True genius: why does breast cancer hit Black women so hard? Olufunmilayo Olopade unravels the clues to a medical mystery

When Olufunmilayo Olopade, M.D., now 48, was a medical resident in Chicago 13 years ago, she noticed the same disturbing trend among young Black female patients that she'd seen in her native Nigeria: aggressive breast cancer that wouldn't respond to treatment. Olopade watched helplessly as a 35-year-old cousin who had sought treatment in the States succumbed to it. Though research supported what she saw--White women are more likely to get breast cancer, but we tend to get it younger and die from it more frequently--the stats offered little explanation for the disparity. Olopade, a mother of three, became determined to solve the mystery. Today, as director of a cancer-research center at the University of Chicago, she has found an answer that will save lives.

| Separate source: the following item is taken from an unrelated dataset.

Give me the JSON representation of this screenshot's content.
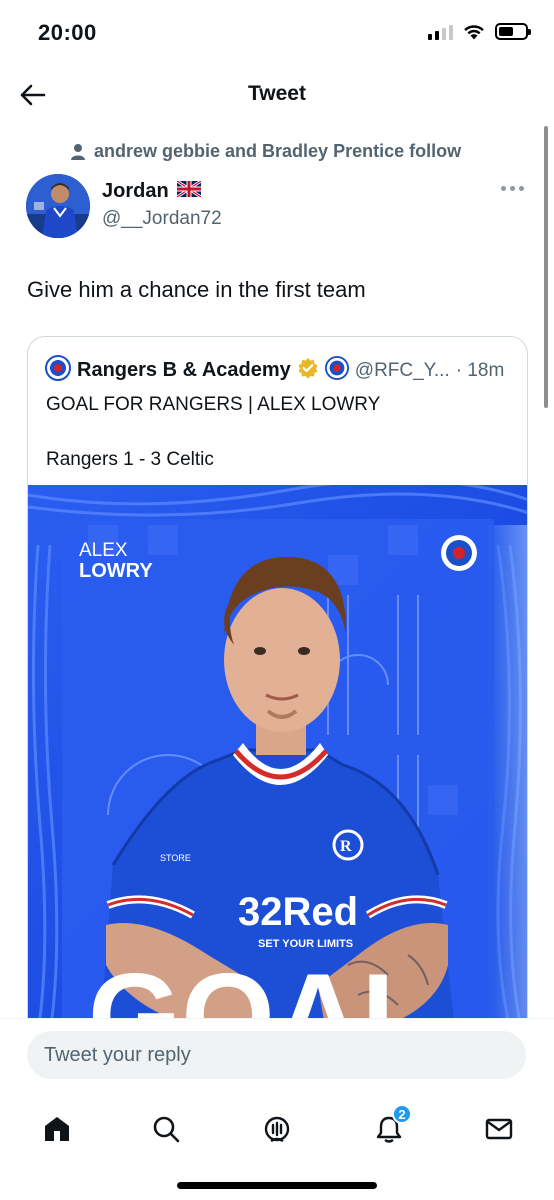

Olopade suspected that the aggressive cancer had a genetic link, so she partnered with Nigerian doctors to study how genes affect the types of cancer that afflict women of African descent. Last spring the team discovered that a genetic mutation often causes tumors to start in different breast cells in Black women than in White women. These tumors are less likely to respond to traditional estrogen-based drugs. "Breast cancer isn't one single disease," Olopade says. "It affects women of different populations in different ways." She's pushing for doctors to rethink how they treat this form of aggressive cancer. And because the prognosis is usually better if cancer is caught early, she's calling for Black women to start screening at younger ages and for those with a family history of the disease to get genetic testing. In September Olopade received the MacArthur Foundation's "genius" award of $500,000 to further her work. "I want to translate research into real help--and better drugs--for women," she says.